Chimeric-antigen receptor (CAR)-T cell immunotherapy is a promising type of cancer therapy which consists of a target binding domain of an antibody that is specific to the target antigen on the cancer cell surface. This domain extends out of the engineered T cell into the extracellular space, where it can recognize target antigens. Traditionally, the target binding domain consists of a single-chain variable fragment, or scFv, of an antibody comprising variable domains of heavy and light chains joined by a short linker.
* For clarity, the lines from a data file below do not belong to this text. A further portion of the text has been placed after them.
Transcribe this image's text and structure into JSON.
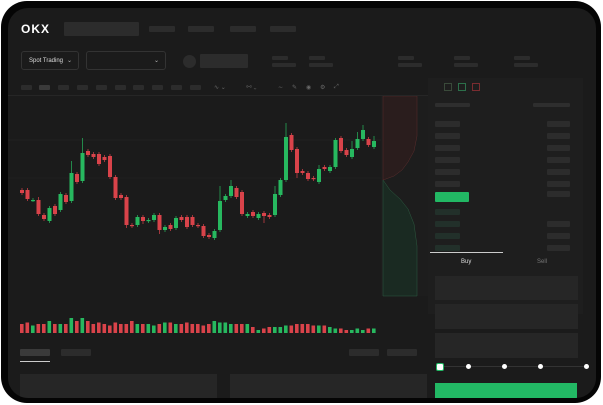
{
  "header": {
    "logo": "OKX"
  },
  "toolbar": {
    "market_select": "Spot Trading",
    "chevron_icon": "chevron-down-icon"
  },
  "order_form": {
    "tabs": [
      {
        "label": "Buy"
      },
      {
        "label": "Sell"
      }
    ],
    "active_tab": "Buy",
    "slider_level": 0
  },
  "colors": {
    "up": "#27b85f",
    "down": "#d9434a",
    "background": "#1b1b1b",
    "accent": "#22b864"
  },
  "chart_data": {
    "type": "candlestick",
    "title": "",
    "ohlc": [
      [
        68,
        65,
        70,
        63
      ],
      [
        68,
        59,
        70,
        57
      ],
      [
        57,
        58,
        60,
        56
      ],
      [
        58,
        44,
        61,
        42
      ],
      [
        43,
        39,
        45,
        37
      ],
      [
        37,
        50,
        52,
        35
      ],
      [
        52,
        44,
        54,
        42
      ],
      [
        48,
        64,
        66,
        46
      ],
      [
        63,
        56,
        65,
        54
      ],
      [
        57,
        85,
        97,
        55
      ],
      [
        84,
        76,
        86,
        74
      ],
      [
        77,
        105,
        120,
        75
      ],
      [
        107,
        103,
        109,
        101
      ],
      [
        104,
        101,
        106,
        99
      ],
      [
        104,
        94,
        106,
        92
      ],
      [
        101,
        98,
        103,
        96
      ],
      [
        102,
        81,
        104,
        79
      ],
      [
        81,
        60,
        83,
        58
      ],
      [
        63,
        60,
        65,
        58
      ],
      [
        61,
        33,
        63,
        30
      ],
      [
        33,
        32,
        35,
        30
      ],
      [
        33,
        41,
        43,
        31
      ],
      [
        41,
        37,
        43,
        34
      ],
      [
        37,
        38,
        40,
        35
      ],
      [
        38,
        43,
        45,
        36
      ],
      [
        43,
        28,
        45,
        24
      ],
      [
        28,
        31,
        33,
        26
      ],
      [
        33,
        29,
        35,
        27
      ],
      [
        30,
        40,
        42,
        28
      ],
      [
        41,
        38,
        43,
        36
      ],
      [
        41,
        31,
        43,
        29
      ],
      [
        41,
        33,
        43,
        31
      ],
      [
        33,
        32,
        35,
        30
      ],
      [
        32,
        22,
        34,
        20
      ],
      [
        23,
        21,
        25,
        19
      ],
      [
        20,
        27,
        29,
        18
      ],
      [
        28,
        57,
        72,
        26
      ],
      [
        58,
        62,
        64,
        56
      ],
      [
        62,
        72,
        78,
        60
      ],
      [
        70,
        61,
        72,
        59
      ],
      [
        66,
        44,
        68,
        42
      ],
      [
        42,
        44,
        46,
        40
      ],
      [
        46,
        42,
        48,
        40
      ],
      [
        40,
        44,
        46,
        38
      ],
      [
        45,
        42,
        47,
        35
      ],
      [
        43,
        41,
        45,
        39
      ],
      [
        43,
        64,
        72,
        41
      ],
      [
        63,
        78,
        80,
        61
      ],
      [
        78,
        121,
        135,
        76
      ],
      [
        123,
        108,
        125,
        106
      ],
      [
        109,
        85,
        111,
        80
      ],
      [
        87,
        85,
        89,
        83
      ],
      [
        85,
        79,
        87,
        77
      ],
      [
        80,
        79,
        82,
        77
      ],
      [
        76,
        89,
        93,
        74
      ],
      [
        91,
        89,
        93,
        87
      ],
      [
        87,
        91,
        93,
        85
      ],
      [
        91,
        118,
        120,
        89
      ],
      [
        120,
        107,
        122,
        105
      ],
      [
        108,
        103,
        110,
        101
      ],
      [
        101,
        109,
        117,
        99
      ],
      [
        110,
        119,
        126,
        108
      ],
      [
        119,
        128,
        133,
        117
      ],
      [
        119,
        113,
        121,
        111
      ],
      [
        111,
        117,
        122,
        109
      ]
    ],
    "volume": [
      6,
      7,
      5,
      6,
      6,
      8,
      6,
      6,
      6,
      10,
      8,
      10,
      8,
      6,
      7,
      6,
      5,
      7,
      6,
      6,
      8,
      6,
      6,
      6,
      5,
      6,
      7,
      7,
      6,
      6,
      7,
      6,
      6,
      5,
      6,
      8,
      7,
      7,
      6,
      6,
      6,
      6,
      4,
      2,
      3,
      4,
      4,
      4,
      5,
      5,
      6,
      6,
      6,
      5,
      5,
      5,
      4,
      3,
      3,
      2,
      2,
      3,
      2,
      3,
      3
    ]
  }
}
However, there are a number of disadvantages to scFv-based CARs including the limited availability of scFv, their potential to elicit antibody responses, and their association with tonic signaling due, in part, to inherent instability and flexibility of the structure and the potential for both VH/VL domain swapping and multimer formation through framework region interactions. Thus, replacement with alternative binding technologies may improve CAR-T efficacy in the clinic.
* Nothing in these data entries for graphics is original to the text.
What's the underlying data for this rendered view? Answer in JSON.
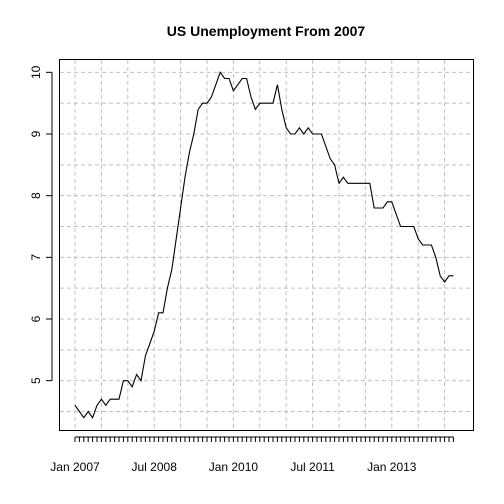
{
  "chart_data": {
    "type": "line",
    "title": "US Unemployment From 2007",
    "xlabel": "",
    "ylabel": "",
    "x_start": "2007-01",
    "x_frequency": "monthly",
    "x_tick_labels": [
      "Jan 2007",
      "Jul 2008",
      "Jan 2010",
      "Jul 2011",
      "Jan 2013"
    ],
    "y_ticks": [
      5,
      6,
      7,
      8,
      9,
      10
    ],
    "ylim": [
      4.2,
      10.2
    ],
    "grid": true,
    "series": [
      {
        "color": "#000000",
        "values": [
          4.6,
          4.5,
          4.4,
          4.5,
          4.4,
          4.6,
          4.7,
          4.6,
          4.7,
          4.7,
          4.7,
          5.0,
          5.0,
          4.9,
          5.1,
          5.0,
          5.4,
          5.6,
          5.8,
          6.1,
          6.1,
          6.5,
          6.8,
          7.3,
          7.8,
          8.3,
          8.7,
          9.0,
          9.4,
          9.5,
          9.5,
          9.6,
          9.8,
          10.0,
          9.9,
          9.9,
          9.7,
          9.8,
          9.9,
          9.9,
          9.6,
          9.4,
          9.5,
          9.5,
          9.5,
          9.5,
          9.8,
          9.4,
          9.1,
          9.0,
          9.0,
          9.1,
          9.0,
          9.1,
          9.0,
          9.0,
          9.0,
          8.8,
          8.6,
          8.5,
          8.2,
          8.3,
          8.2,
          8.2,
          8.2,
          8.2,
          8.2,
          8.2,
          7.8,
          7.8,
          7.8,
          7.9,
          7.9,
          7.7,
          7.5,
          7.5,
          7.5,
          7.5,
          7.3,
          7.2,
          7.2,
          7.2,
          7.0,
          6.7,
          6.6,
          6.7,
          6.7
        ]
      }
    ]
  }
}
We are utilizing our technology platform to use Pronectins™ as alternative scaffold molecules that bind protein targets with high affinity and specificity, similar to scFv molecules. Unlike scFv, Pronectins™ are smaller, derived from human fibronectin 3 domains and are predicted to have no immunogenicity. As Pronectins™ are 1/3 the size of scFv molecules, they provide flexibility for the creation of multi-specificity CARs. Pronectins™ can be isolated against virtually any antigen through ex vivo panning of an extensive Pronectin™ library, yielding many distinct binders with a range of affinities and target epitopes.